Thursday, December 24, 2009

And to all a good night

I just want to thank everybody who's taken the time to read my blog this year. And to all of you who've written so many informative and entertaining responses. I hope this holiday season finds you and your loved ones well. Here's to another year of reading good books new and old. Happy holidays everybody!

The Management

Wednesday, December 23, 2009

Happy Festivus



Ed here: Of all the Seinfeld lines and set-ups I've memorized none resonate more at holiday time than" Festivus for the rest of us" and Frank Costanza's immortal line "As I was raining blows upon his head (I realized) there must be a better way." Thus was Festivus born. Apparently I'm not alone.

Here's a story from CNN

(CNN) -- Long before company celebrators bench-pressed fax machines, partygoers performed competitive face-plants into ice water, or family members gathered around an aluminum pole to wield complaints at one another, the common people of ancient Rome began to act up.

They were the unruly lot during official religious holidays, the ones who were "raising hell on the streets" while the "elite were putting on their robes," said journalist Allen Salkin. The adverb to describe their behavior, he said: Festivus, the Latin world for "festive."

A few thousand years later, and thanks to a "Seinfeld" writer whose father had made Festivus a quirky household tradition, a 1997 episode of the famed sitcom popularized the peculiar day.

To hear it from Frank Costanza, the character played by Jerry Stiller, the December 23 observance calls for little more than the erection of an aluminum pole, the airing of grievances and the demonstration of feats of strength -- which preferably culminate in wrestling down to the ground and pinning the head of the household.

(more)

The Festivus faithful have gathered across the globe and have come together in places as various as seedy bars, campus squares and corporate boardrooms. Citizens, with varied degrees of success, have petitioned to raise Festivus poles beside public nativity scenes. Social networking sites and holiday-specific venues -- like festivusbook.com and festivusweb.com -- are go-to places for those who want to share the cheer, or jeers.

for the rest go here:
tp://www.cnn.com/2009/LIVING/12/23/festivus.holiday/

Tuesday, December 22, 2009

Bad Reviews

There's been a particularly intelligent discussion on the Tie-In Writers site about responding to bad reviews. When I first began publishing novels twenty-five years ago negative reviews ruined not just my day but my week and sometimes my month.

Back then my friend Charlotte McLeod was still vividly alive. I asked her about a nasty review I'd gotten and told her that I wanted to write the reviewer a letter. She said don't do it.
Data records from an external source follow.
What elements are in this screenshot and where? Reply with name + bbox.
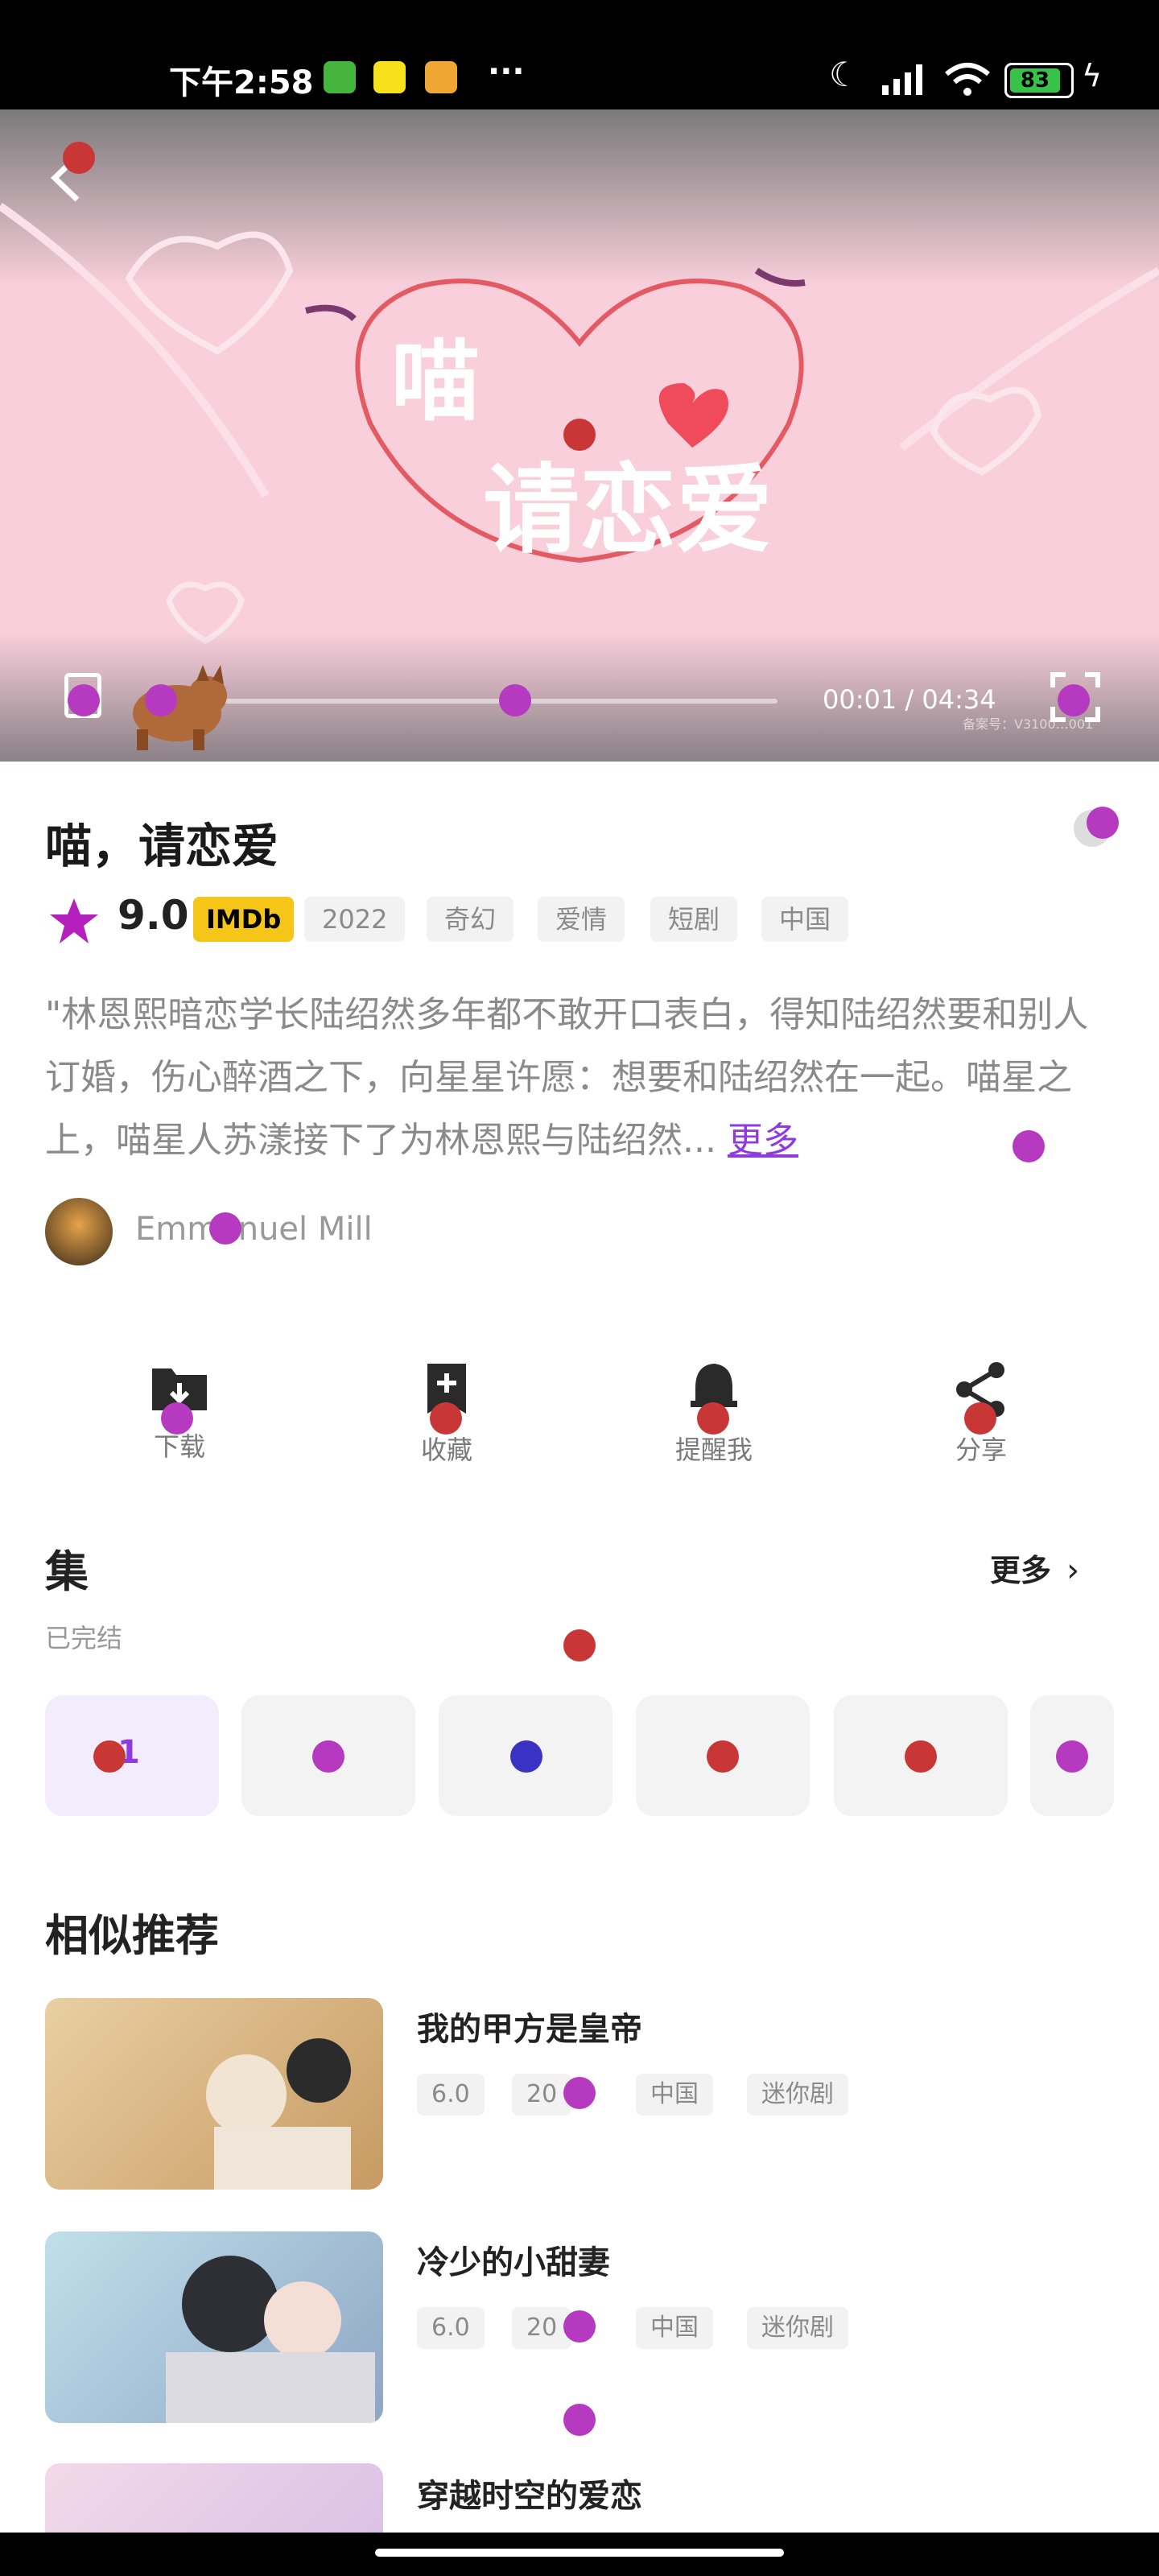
video-title-line2: 请恋爱 xyxy=(483,455,773,567)
marker-dot xyxy=(161,1402,193,1435)
status-time: 下午2:58 xyxy=(169,64,314,101)
show-title: 喵，请恋爱 xyxy=(45,819,279,873)
tag-region: 中国 xyxy=(761,897,849,942)
marker-dot xyxy=(697,1402,729,1435)
author-name[interactable]: Emmanuel Mill xyxy=(135,1211,373,1248)
recommend-item-tag: 20 xyxy=(512,2074,572,2116)
episodes-status: 已完结 xyxy=(45,1623,123,1653)
marker-dot xyxy=(563,419,596,451)
marker-dot xyxy=(430,1402,462,1435)
recommend-poster[interactable] xyxy=(45,2463,383,2544)
battery-level: 83 xyxy=(1010,68,1060,93)
marker-dot xyxy=(499,684,531,716)
recommend-poster[interactable] xyxy=(45,1998,383,2190)
tag-genre: 奇幻 xyxy=(427,897,514,942)
app-notification-icon xyxy=(373,61,406,93)
system-nav-bar xyxy=(0,2533,1159,2576)
description-text: "林恩熙暗恋学长陆绍然多年都不敢开口表白，得知陆绍然要和别人订婚，伤心醉酒之下，… xyxy=(45,994,1089,1161)
recommend-item-tag: 6.0 xyxy=(417,2307,485,2349)
more-notifications-icon: ··· xyxy=(488,53,525,90)
poster-image xyxy=(166,2256,375,2423)
app-notification-icon xyxy=(324,61,356,93)
bookmark-label: 收藏 xyxy=(420,1435,472,1465)
marker-dot xyxy=(209,1212,241,1245)
marker-dot xyxy=(93,1740,126,1773)
charging-icon: ϟ xyxy=(1082,58,1103,93)
marker-dot xyxy=(312,1740,344,1773)
imdb-badge: IMDb xyxy=(193,897,295,942)
marker-dot xyxy=(964,1402,996,1435)
tag-genre: 爱情 xyxy=(538,897,625,942)
recommend-item-tag: 中国 xyxy=(636,2307,713,2349)
marker-dot xyxy=(145,684,177,716)
marker-dot xyxy=(63,142,95,174)
recommend-item-title[interactable]: 冷少的小甜妻 xyxy=(417,2236,610,2283)
chevron-right-icon: › xyxy=(1066,1552,1080,1589)
recommend-item-tag: 中国 xyxy=(636,2074,713,2116)
video-title-line1: 喵 xyxy=(391,330,480,433)
moon-icon: ☾ xyxy=(829,55,860,94)
battery-icon: 83 xyxy=(1004,63,1074,98)
recommend-item-title[interactable]: 穿越时空的爱恋 xyxy=(417,2470,642,2516)
author-avatar[interactable] xyxy=(45,1198,113,1265)
share-label: 分享 xyxy=(955,1435,1007,1465)
episodes-more-button[interactable]: 更多 › xyxy=(990,1546,1079,1590)
home-indicator[interactable] xyxy=(375,2549,784,2557)
recommend-poster[interactable] xyxy=(45,2231,383,2423)
marker-dot xyxy=(1056,1740,1088,1773)
marker-dot xyxy=(1013,1130,1045,1162)
recommend-title: 相似推荐 xyxy=(45,1910,219,1961)
rating-star-icon xyxy=(50,898,98,943)
tag-type: 短剧 xyxy=(650,897,738,942)
marker-dot xyxy=(1058,684,1090,716)
cat-scrubber-icon[interactable] xyxy=(113,657,241,753)
episode-item[interactable]: 1 xyxy=(45,1695,219,1816)
recommend-item-title[interactable]: 我的甲方是皇帝 xyxy=(417,2003,642,2050)
progress-track[interactable] xyxy=(161,699,777,704)
episodes-title: 集 xyxy=(45,1546,89,1597)
recommend-item-tag: 迷你剧 xyxy=(747,2307,848,2349)
app-notification-icon xyxy=(425,61,457,93)
marker-dot xyxy=(563,2077,596,2109)
status-bar: 下午2:58 ··· ☾ 83 ϟ xyxy=(0,0,1159,109)
show-description: "林恩熙暗恋学长陆绍然多年都不敢开口表白，得知陆绍然要和别人订婚，伤心醉酒之下，… xyxy=(45,984,1116,1172)
more-description-link[interactable]: 更多 xyxy=(728,1120,798,1161)
marker-dot xyxy=(707,1740,739,1773)
poster-image xyxy=(206,2038,351,2190)
marker-dot xyxy=(563,2310,596,2343)
tag-year: 2022 xyxy=(304,897,406,942)
recommend-item-tag: 迷你剧 xyxy=(747,2074,848,2116)
marker-dot xyxy=(905,1740,937,1773)
wifi-icon xyxy=(945,63,990,96)
marker-dot xyxy=(563,1629,596,1662)
marker-dot xyxy=(1087,807,1119,839)
marker-dot xyxy=(510,1740,542,1773)
marker-dot xyxy=(68,684,100,716)
episodes-more-label: 更多 xyxy=(990,1553,1052,1588)
video-time: 00:01 / 04:34 xyxy=(823,684,996,715)
rating-value: 9.0 xyxy=(118,892,189,939)
remind-label: 提醒我 xyxy=(674,1435,753,1465)
marker-dot xyxy=(563,2404,596,2436)
signal-icon xyxy=(882,64,922,95)
recommend-item-tag: 6.0 xyxy=(417,2074,485,2116)
recommend-item-tag: 20 xyxy=(512,2307,572,2349)
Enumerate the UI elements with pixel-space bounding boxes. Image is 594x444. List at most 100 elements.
She'd been at it for a quarter century longer than I had so I took her advice. In the ensuing years I've only once alluded to a reviewer in print. He made a moral judgement about my characters that I felt was pretty high-handed. But after I made the reference I realized that that's his job, to make judgements like that, even though I may think they're pretty damned stuffy. I apologized to him. This is a man who has done so much important work in the field that I felt I owed it to him. He wrote me a very pleasant response. Not that I changed his mind. I hadn't expected to.

Things have changed today of course what with the internet and the other means of communication I don't understand--Blackberries and Twitter etc. This, I think, has changed the relationship between writer and reviewer. I'm told there are a number of sites where reviewers write under pseudonyms. I'm also told that there are such things as flame wars. And I've witnessed a number of grudges being carried on under false names.

I guess I feel this way: though there are a handful of reviewers in newspapers and news stand magazines I don't care for, they generally conduct themselves professionally. Their reviews are signed, they write literate reports on what they've read and they rarely make their judgements sound personal. There are some professional tics I hate of course--this direct please to the writer "C'mon, Ed, you're not a mastermind but you can do better than this." This makes the reviewer equal to the writer and no matter how bad the book might be, the writer is the star here. There are also reviewers--and we've all caught them--who obviously haven't read the book. All they've reviewed is the flap copy. You have your own list of professional reviewer tics that really irritate you.

On my blog I list the sites that I think are thoughtful and entertaining in their reviews. I'd use any of them as an example of how I think net review sites should be run. On the other hand I've accidentally bumped into a few sites that pissed me off. None of them were mystery sites. The so-called reviewers slipped into that "C'mon, Dave, you know you can do better than that. You're a moron but even you have done better books than this." And the letters that followed were of a similar tone. Inane, childish.

If you get a negative review that is thoughtful and well-written and the reviewer's name is a real one, I don't see any justification in writing the reviewer. Hard as it is to imagine, some people just don't like our books. On the other hand if the review has the feel of an axe job or obviously reveals that the reviewer hasn't read the book or even makes up things about the book--you can ask Max Collins about that--hell, yes, I think it's legitimate to register a complaint on your blog or in a private letter. Personally, I've been treated to a couple of shots like that but all I did was boil for a few hours and forget about them. But if I ever got something that sounded as if I'd slept with the reviewer's wife and then shot both of his puppies...yeah, he'd hear from me. He'd hear from me real good.